Between the years of 2291 and 2293 in the Star Trek universe, the general played a key role in two violent Klingon power struggles. The first was when a Klingon named Kalnor led an unsuccessful coup to depose the current Chancellor. Chang attacked and crippled Kalnor's ship, but he did not destroy it. Instead, he beamed himself aboard the enemy vessel and challenged Kalnor to single combat in front of his men. Chang killed Kalnor but lost his left eye in the fight. This resulted in the eyepatch that he is seen wearing in The Undiscovered Country. 

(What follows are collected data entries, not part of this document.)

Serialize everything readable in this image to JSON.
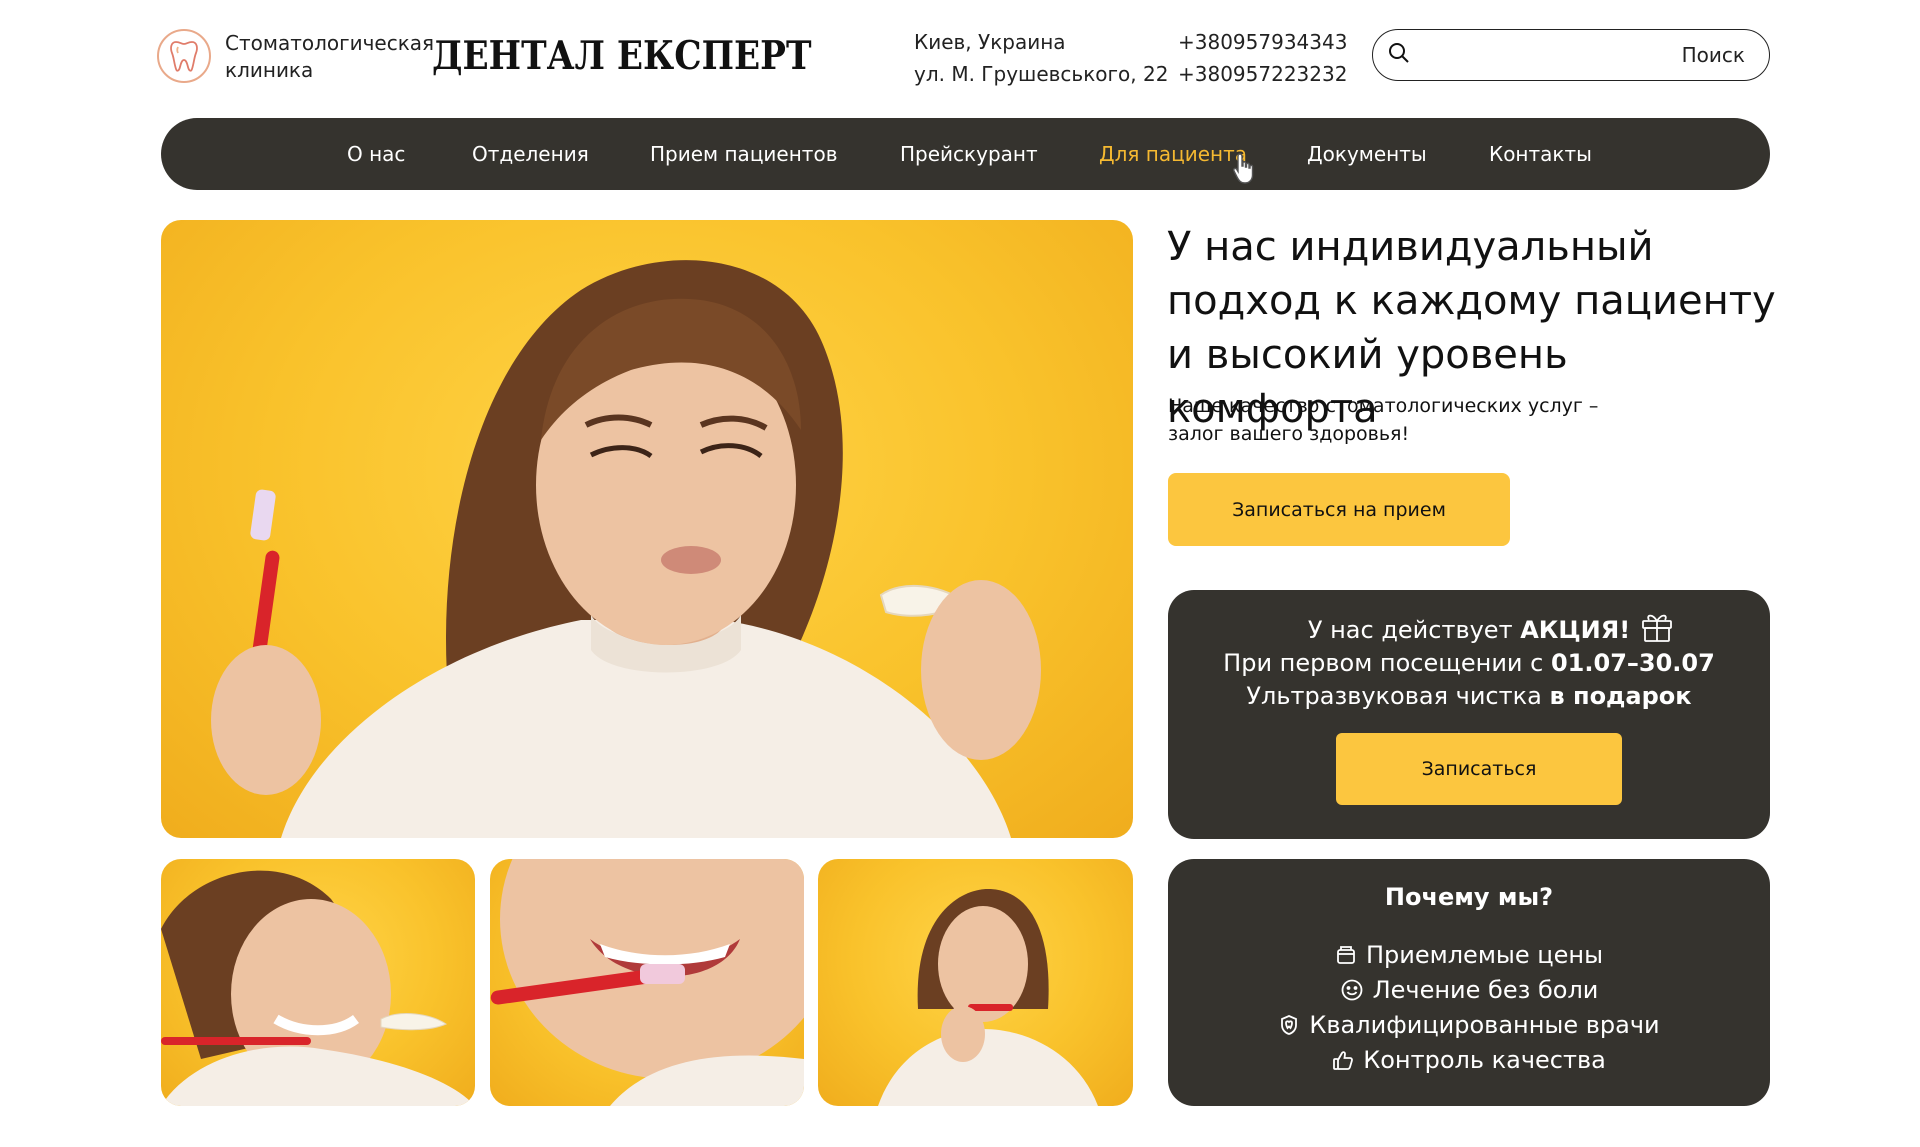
{
  "header": {
    "logo_subtitle_line1": "Стоматологическая",
    "logo_subtitle_line2": "клиника",
    "brand": "ДЕНТАЛ ЕКСПЕРТ",
    "address_line1": "Киев, Украина",
    "address_line2": "ул. М. Грушевського, 22",
    "phone1": "+380957934343",
    "phone2": "+380957223232",
    "search": {
      "value": "",
      "button_label": "Поиск"
    }
  },
  "nav": {
    "items": [
      {
        "label": "О нас"
      },
      {
        "label": "Отделения"
      },
      {
        "label": "Прием пациентов"
      },
      {
        "label": "Прейскурант"
      },
      {
        "label": "Для пациента",
        "active": true
      },
      {
        "label": "Документы"
      },
      {
        "label": "Контакты"
      }
    ]
  },
  "hero": {
    "title_line1": "У нас индивидуальный",
    "title_line2": "подход к каждому пациенту",
    "title_line3": "и высокий уровень комфорта",
    "subtitle_line1": "Наше качество стоматологических услуг –",
    "subtitle_line2": "залог вашего здоровья!",
    "cta_label": "Записаться на прием"
  },
  "promo": {
    "line1_text": "У нас действует ",
    "line1_bold": "АКЦИЯ!",
    "line2_text": "При первом посещении с ",
    "line2_bold": "01.07–30.07",
    "line3_text": "Ультразвуковая чистка ",
    "line3_bold": "в подарок",
    "button_label": "Записаться"
  },
  "why": {
    "title": "Почему мы?",
    "items": [
      {
        "label": "Приемлемые цены",
        "icon": "wallet-icon"
      },
      {
        "label": "Лечение без боли",
        "icon": "smile-icon"
      },
      {
        "label": "Квалифицированные врачи",
        "icon": "tooth-shield-icon"
      },
      {
        "label": "Контроль качества",
        "icon": "thumbs-up-icon"
      }
    ]
  },
  "colors": {
    "accent": "#fcc63f",
    "dark": "#35332e",
    "photo_bg": "#f9c22b",
    "nav_active": "#f5b931"
  }
}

The second conflict broke out after the Chancellor died. Kalnor's brother, Melkor, blocked the accession of Gorkon, the former chief of staff who was the legitimate successor. Melkor declared himself emperor and touched off a brutal civil war that had devastating consequences for the Klingon Empire, largely due to the usurper's treacherous and cowardly tactics. At one point, Melkor had a whole star system destroyed, rather than surrender it. He also had help from the Romulan Star Empire, another major power.

Chang fought Melkor, but he did not support Gorkon. The two men were friends, but the general was wary of Gorkon's desire for a lasting peace with the Federation. As a result, Chang hoped to keep Gorkon from becoming the next leader of the Klingon Empire. However, Chang was eventually forced to accept help from Gorkon's forces. This led to a key victory against Melkor and his Romulan allies. It also meant that Chang was honor-bound to accept Gorkon as the new Klingon leader.

Melkor was not finished. His supporters tried to trick Chang into thinking the Federation were invading. When the ruse was discovered, Chang had to make a choice: fight the fight he had waited for his whole life, or defend his people against the threat Melkor posed. He chose the latter, and Melkor was finally killed.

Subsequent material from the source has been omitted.